The Biographicon
- Website type: web directory
- Owner: self-owned
- Creators: Daniel Terhorst, Ethan Herdrick
- Website: www.biographicon.com ^{[dead link]} (Archived copy)
- Registration: Yes
- Launched: March 1, 2008; 18 years ago
- Current status: Offline

= Biographicon =

The Biographicon was a wiki-based website containing biographies of famous and non-famous people, that existed from March to August 2008. The site also showed connections between individuals covered, and explained the circumstances under which they met.

==History==
The site was launched on March 1, 2008 by computer programmer Ethan Herdrick and business partner Daniel Terhorst. The site had received a small amount of seed funding from venture capital firm Y Combinator. Herdrick served as the company's Chief Executive Officer, while Terhorst was Chief Technology Officer.

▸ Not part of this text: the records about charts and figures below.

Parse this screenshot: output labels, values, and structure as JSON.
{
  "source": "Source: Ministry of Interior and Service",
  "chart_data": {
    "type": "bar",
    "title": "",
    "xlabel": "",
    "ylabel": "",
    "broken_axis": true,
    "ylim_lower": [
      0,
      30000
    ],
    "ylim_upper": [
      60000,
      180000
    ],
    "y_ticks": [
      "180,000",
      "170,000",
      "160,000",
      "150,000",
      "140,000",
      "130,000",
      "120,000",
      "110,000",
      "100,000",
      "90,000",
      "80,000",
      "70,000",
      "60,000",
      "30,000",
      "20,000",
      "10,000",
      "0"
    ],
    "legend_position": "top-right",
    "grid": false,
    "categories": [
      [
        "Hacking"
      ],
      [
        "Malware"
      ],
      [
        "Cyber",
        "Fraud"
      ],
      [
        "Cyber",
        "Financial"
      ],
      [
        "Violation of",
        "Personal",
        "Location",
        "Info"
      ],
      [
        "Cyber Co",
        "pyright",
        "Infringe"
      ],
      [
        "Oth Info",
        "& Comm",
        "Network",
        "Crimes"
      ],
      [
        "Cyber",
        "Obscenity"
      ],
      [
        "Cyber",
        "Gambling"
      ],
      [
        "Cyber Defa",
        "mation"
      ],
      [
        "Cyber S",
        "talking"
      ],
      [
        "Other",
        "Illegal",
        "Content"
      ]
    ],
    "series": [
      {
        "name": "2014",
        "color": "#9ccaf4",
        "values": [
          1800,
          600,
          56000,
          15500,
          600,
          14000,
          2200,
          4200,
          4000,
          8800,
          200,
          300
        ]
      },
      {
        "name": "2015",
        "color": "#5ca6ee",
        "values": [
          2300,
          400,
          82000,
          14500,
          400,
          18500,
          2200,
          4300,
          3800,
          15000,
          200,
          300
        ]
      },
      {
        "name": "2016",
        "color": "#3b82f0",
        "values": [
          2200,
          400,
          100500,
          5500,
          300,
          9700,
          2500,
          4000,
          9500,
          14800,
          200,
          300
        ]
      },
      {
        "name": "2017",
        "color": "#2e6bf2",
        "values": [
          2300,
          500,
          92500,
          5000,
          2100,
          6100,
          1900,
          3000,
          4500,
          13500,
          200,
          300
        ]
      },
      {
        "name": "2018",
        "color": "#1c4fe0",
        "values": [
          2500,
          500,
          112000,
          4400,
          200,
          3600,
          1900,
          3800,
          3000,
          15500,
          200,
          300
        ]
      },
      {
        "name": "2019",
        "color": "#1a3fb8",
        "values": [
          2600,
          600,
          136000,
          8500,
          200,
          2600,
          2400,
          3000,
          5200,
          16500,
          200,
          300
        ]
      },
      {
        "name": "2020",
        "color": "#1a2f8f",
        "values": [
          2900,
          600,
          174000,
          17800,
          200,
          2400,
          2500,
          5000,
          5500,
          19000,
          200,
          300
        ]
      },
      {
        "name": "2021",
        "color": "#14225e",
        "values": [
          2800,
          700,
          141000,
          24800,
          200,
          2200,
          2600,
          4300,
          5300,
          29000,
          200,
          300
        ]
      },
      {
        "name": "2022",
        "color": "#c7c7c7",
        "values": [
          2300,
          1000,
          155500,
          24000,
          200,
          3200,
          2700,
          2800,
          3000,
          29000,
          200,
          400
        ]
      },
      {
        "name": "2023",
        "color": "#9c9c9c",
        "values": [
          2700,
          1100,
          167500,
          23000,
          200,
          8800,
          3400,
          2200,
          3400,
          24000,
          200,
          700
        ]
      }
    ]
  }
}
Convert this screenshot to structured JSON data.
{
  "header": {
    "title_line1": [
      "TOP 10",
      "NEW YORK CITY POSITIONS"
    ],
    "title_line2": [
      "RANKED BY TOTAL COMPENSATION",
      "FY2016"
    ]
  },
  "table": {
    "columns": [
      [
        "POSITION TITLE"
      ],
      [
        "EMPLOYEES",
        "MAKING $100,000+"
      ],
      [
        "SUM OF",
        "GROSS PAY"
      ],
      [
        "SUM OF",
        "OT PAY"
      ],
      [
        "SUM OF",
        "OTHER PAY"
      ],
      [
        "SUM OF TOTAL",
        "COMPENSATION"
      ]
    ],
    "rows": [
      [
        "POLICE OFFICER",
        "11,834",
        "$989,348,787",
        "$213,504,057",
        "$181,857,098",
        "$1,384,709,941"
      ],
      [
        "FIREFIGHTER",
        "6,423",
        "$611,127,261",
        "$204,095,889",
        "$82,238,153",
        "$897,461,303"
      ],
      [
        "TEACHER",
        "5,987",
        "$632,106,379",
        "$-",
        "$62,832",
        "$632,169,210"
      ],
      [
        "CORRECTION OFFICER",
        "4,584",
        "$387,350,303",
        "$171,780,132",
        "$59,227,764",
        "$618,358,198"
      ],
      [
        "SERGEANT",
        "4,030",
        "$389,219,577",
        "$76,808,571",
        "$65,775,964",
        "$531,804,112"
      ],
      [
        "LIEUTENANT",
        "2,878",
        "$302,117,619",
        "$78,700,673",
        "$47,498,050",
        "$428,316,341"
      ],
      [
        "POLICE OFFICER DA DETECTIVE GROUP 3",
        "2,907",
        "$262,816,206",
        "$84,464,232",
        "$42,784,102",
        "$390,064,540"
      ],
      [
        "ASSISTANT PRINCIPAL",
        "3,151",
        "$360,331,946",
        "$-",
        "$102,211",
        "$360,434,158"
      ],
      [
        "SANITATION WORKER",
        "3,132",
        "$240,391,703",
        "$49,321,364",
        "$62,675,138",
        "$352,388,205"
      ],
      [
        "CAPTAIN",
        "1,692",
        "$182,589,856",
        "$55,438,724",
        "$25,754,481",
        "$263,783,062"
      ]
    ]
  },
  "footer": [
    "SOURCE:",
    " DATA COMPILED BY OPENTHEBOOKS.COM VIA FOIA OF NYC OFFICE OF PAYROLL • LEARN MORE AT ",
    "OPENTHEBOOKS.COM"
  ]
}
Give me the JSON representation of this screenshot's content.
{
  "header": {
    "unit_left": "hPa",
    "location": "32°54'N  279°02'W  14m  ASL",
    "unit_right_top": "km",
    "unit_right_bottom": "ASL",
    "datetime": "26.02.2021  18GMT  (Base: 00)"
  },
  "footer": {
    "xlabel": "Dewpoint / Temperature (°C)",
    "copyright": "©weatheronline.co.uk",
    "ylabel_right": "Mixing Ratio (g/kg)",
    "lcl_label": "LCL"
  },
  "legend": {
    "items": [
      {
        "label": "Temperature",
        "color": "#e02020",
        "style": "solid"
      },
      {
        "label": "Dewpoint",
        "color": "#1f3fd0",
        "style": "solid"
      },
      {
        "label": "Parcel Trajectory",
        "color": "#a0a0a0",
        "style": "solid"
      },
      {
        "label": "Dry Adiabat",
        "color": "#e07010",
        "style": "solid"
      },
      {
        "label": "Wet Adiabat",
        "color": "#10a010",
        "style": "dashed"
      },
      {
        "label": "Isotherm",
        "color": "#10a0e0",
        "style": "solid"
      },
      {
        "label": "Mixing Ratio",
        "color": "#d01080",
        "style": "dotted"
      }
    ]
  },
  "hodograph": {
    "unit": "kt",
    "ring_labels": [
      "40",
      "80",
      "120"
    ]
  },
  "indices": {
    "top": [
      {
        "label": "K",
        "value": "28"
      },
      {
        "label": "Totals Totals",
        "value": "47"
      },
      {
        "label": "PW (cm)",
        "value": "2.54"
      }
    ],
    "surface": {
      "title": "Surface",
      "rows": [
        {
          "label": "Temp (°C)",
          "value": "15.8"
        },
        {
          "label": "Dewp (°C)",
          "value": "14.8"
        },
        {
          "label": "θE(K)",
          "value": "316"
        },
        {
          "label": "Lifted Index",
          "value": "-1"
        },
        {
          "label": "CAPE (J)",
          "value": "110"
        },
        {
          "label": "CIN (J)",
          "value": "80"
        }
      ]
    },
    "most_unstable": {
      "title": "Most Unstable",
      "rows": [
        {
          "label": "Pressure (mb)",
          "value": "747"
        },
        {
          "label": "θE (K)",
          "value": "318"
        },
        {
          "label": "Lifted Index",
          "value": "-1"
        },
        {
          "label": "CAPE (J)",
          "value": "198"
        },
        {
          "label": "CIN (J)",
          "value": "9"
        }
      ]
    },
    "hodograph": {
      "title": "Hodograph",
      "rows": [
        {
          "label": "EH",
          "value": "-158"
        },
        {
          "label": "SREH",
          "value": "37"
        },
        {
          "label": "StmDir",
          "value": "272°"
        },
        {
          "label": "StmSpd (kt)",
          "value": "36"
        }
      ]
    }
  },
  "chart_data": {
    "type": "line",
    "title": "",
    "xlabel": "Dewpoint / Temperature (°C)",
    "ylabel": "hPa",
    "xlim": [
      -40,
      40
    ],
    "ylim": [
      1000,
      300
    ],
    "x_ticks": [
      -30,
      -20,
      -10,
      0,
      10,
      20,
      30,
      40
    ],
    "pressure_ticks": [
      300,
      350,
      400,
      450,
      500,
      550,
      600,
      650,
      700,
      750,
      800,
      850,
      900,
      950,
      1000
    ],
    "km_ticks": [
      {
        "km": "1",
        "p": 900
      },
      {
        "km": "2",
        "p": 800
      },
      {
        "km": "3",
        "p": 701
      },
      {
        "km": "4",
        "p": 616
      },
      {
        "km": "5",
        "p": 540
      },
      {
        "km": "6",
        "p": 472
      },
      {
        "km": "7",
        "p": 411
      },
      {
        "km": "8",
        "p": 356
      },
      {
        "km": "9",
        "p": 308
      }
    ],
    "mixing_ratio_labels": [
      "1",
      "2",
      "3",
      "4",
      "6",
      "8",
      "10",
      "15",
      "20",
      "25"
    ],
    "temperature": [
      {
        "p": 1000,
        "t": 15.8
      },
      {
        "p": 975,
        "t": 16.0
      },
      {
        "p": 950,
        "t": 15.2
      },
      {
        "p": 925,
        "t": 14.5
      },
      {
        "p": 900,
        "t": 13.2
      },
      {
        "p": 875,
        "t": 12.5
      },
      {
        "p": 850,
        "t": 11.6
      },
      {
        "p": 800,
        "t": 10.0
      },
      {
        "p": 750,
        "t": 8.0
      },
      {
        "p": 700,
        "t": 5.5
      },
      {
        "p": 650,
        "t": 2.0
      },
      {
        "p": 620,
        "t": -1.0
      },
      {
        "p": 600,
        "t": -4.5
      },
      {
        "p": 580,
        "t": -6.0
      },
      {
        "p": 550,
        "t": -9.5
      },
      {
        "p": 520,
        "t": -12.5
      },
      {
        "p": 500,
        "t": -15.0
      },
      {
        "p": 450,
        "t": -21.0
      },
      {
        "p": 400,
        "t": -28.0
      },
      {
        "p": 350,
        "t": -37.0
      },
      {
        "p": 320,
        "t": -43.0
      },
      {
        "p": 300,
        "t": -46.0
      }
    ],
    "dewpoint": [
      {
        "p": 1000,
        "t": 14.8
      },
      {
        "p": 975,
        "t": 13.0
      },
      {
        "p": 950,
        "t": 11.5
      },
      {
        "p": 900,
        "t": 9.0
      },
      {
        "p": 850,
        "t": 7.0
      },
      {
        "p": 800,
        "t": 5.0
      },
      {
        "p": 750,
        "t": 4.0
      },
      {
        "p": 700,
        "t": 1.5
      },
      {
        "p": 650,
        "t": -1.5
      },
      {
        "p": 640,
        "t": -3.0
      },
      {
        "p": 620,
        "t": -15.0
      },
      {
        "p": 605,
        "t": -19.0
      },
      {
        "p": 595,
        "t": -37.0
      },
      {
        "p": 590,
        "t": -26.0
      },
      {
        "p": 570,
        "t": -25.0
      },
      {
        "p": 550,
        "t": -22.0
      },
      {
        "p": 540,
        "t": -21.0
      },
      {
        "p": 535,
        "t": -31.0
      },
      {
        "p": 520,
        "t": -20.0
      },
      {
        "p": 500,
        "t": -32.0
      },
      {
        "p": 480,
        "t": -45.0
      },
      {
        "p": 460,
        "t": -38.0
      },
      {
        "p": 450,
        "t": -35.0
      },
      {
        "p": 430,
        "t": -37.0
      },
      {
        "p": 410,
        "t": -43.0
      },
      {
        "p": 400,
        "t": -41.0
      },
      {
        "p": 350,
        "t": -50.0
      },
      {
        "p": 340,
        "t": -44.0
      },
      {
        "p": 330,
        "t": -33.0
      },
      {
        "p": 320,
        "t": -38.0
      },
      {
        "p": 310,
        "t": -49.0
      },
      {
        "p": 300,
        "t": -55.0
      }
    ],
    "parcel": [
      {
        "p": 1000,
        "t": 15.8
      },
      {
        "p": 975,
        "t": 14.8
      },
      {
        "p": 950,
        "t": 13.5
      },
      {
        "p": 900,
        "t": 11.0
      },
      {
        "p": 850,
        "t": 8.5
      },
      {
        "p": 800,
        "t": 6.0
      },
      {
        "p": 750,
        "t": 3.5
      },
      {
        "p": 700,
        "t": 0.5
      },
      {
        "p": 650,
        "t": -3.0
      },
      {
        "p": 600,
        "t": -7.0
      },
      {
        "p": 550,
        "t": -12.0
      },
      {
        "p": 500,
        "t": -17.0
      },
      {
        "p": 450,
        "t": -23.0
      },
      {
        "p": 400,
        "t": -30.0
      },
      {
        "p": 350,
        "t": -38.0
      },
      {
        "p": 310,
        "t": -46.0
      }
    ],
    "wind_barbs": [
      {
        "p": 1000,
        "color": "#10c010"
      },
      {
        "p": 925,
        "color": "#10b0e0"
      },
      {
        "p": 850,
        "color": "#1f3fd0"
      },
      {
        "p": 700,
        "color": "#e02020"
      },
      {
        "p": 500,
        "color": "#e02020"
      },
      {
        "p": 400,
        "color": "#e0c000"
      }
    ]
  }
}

The blog The Wired Campus labelled the Biographicon "Wikipedia for non-notables" in reference to the fact that unlike the online encyclopedia Wikipedia, the Biographicon did not have a notability threshold for inclusion, operating under the tagline "all the people of the world". Writing for The Independent, Rhodri Marsden commented that on the Biographicon, "anyone can put up details about themselves without fear of being nominated for deletion", though he noted that since the site operated using wiki software, "there's always the chance that someone will log in and alter your entry to include the time you cried on a school trip because someone stole your sandwiches." Ars Technica describes it as "a potential "who's who" of world history." Michael Arrington of TechCrunch noted that it might have problems gaining traction.

On August 21, 2008, the website was shut down, due to what its founders called "insufficient user interest in the site." A brief attempt to restore the site soon afterward proved unsuccessful.